Reuben Burrell, better known as “Mr. B,” worked at Hampton for 66 years as a photographer. Throughout his career, he captured moments of student life, ceremonies and historical events. Although he is not as well-known as King or Parks, he has made just as much of an impact in regards to Hamptonian history. Legacy Park stands as a reminder for students to take note of these individuals’ historical accomplishments.

“First of all, I believe that the chief reason for [Legacy Park] is promotion of learning,” President Harvey. “I want students to research these figures. Be thankful. Giving thanks is a virtue. Give thanks for people who help us. I don’t care if you’re 15 or 50, it is important.”

Most statues received a warm reception from faculty and students here at Hampton. Many students were confused about the inclusion of former president George H.W. Bush. Despite the controversy, throughout his presidency, Bush was a very big advocate for Historically Black Colleges and Universities and also had shown his support for the United Negro College Fund. His support began long before his presidency; it actually started while he was attending Yale in 1948 as an undergraduate. During his first year of office, Bush created the Presidential Advisory Board on HBCUs. This board was established to provide specific strategies to help improve the schools. His advocacy and constant support for HBCUs and Hampton University are prominent reasons why he is memorialized in Legacy Park.

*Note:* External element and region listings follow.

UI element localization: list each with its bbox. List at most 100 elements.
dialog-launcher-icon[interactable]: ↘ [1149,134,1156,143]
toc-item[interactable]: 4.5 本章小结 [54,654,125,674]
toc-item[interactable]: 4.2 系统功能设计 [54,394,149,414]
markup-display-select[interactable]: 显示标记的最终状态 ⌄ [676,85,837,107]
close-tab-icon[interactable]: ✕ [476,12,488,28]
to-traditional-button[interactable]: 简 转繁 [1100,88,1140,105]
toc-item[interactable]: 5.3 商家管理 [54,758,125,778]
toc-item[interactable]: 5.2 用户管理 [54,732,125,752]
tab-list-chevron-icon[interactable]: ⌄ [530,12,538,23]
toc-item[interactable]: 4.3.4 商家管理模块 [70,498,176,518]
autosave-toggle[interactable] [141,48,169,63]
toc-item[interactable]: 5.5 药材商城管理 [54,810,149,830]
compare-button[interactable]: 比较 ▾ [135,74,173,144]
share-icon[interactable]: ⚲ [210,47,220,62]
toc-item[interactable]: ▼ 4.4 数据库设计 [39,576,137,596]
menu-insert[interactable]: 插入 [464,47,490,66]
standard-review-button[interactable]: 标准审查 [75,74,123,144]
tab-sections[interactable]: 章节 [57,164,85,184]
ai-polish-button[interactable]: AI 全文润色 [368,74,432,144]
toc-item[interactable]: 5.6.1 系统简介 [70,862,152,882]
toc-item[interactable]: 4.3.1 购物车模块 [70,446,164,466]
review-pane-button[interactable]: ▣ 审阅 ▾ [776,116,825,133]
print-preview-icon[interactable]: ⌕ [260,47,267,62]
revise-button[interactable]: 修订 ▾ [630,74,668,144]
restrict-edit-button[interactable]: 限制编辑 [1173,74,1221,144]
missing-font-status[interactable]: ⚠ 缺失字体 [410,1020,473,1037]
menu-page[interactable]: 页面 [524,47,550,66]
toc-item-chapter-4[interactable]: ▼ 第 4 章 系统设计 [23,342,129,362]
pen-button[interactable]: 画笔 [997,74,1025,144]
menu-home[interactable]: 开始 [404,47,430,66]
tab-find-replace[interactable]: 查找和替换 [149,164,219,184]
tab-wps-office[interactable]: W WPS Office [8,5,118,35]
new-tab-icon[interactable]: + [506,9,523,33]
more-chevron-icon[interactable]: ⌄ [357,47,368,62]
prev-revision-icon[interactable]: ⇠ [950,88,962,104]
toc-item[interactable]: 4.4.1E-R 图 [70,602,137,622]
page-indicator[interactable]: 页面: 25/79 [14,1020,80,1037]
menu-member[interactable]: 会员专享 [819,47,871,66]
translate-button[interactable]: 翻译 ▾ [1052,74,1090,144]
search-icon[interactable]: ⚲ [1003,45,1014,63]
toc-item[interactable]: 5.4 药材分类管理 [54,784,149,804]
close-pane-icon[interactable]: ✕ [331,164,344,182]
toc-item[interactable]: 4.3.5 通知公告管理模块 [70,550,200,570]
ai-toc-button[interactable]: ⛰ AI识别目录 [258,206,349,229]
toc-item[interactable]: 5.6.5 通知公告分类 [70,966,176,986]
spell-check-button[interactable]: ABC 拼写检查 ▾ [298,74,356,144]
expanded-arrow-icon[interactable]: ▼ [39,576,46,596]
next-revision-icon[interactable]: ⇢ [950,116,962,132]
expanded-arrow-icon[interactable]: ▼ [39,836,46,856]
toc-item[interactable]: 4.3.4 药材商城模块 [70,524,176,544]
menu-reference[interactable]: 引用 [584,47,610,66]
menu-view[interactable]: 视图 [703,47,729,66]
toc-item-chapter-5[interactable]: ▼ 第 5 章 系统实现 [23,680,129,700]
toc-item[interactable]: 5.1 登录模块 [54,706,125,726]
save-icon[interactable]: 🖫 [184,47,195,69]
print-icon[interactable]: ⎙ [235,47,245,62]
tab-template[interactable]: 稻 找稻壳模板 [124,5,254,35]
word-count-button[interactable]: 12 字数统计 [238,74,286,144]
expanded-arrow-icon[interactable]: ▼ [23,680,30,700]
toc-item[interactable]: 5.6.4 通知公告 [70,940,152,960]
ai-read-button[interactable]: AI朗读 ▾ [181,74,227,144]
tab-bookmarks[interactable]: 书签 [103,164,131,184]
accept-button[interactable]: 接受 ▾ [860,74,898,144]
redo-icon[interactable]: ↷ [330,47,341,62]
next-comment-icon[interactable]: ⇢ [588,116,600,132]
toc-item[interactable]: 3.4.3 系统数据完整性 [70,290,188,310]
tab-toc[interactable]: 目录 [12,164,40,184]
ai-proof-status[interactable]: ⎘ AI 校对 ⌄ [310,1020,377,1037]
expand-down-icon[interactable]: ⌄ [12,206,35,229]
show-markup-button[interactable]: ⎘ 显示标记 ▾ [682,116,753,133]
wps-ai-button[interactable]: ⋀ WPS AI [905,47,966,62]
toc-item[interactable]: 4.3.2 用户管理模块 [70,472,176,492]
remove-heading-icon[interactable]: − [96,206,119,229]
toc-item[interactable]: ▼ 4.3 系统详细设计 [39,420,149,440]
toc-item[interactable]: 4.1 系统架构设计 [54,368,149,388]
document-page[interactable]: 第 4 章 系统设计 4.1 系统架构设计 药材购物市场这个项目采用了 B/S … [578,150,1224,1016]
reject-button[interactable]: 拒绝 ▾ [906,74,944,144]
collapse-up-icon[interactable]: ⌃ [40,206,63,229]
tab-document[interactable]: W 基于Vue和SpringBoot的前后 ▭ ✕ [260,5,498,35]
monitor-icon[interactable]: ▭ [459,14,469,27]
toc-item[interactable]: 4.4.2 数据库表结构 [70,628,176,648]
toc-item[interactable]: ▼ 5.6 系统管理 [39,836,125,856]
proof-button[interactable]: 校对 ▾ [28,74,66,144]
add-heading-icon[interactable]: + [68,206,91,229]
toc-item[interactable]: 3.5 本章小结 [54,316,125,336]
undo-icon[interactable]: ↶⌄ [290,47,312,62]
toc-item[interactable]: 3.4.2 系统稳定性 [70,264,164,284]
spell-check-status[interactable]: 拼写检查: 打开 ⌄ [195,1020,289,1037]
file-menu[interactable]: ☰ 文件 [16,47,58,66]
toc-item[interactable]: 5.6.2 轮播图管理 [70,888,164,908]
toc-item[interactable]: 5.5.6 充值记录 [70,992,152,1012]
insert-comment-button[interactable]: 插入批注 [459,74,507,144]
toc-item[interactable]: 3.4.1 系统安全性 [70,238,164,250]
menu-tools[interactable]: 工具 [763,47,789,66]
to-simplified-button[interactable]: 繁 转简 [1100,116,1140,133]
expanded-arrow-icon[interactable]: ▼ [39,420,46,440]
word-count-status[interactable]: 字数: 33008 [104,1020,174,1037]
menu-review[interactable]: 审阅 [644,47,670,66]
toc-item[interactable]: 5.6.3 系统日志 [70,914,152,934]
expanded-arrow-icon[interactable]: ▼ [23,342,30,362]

“George H.W. Bush was very friendly to HBCUs,” President Harvey said. “He started the UNCF chapter at Yale. Black colleges received more money from the federal government [under his presidency] than [that of] any other president. Hampton University received unprecedented support from the federal government.”

Others honored in Legacy Park are Frederick Douglass, Jerome Holland, Mary Jackson, Mary Peake and William Howard Taft.

Legacy Park now serves as a new, beautiful and educational attraction at Hampton University. Students are encouraged to research the historical figures that are featured in the park to learn their special significance.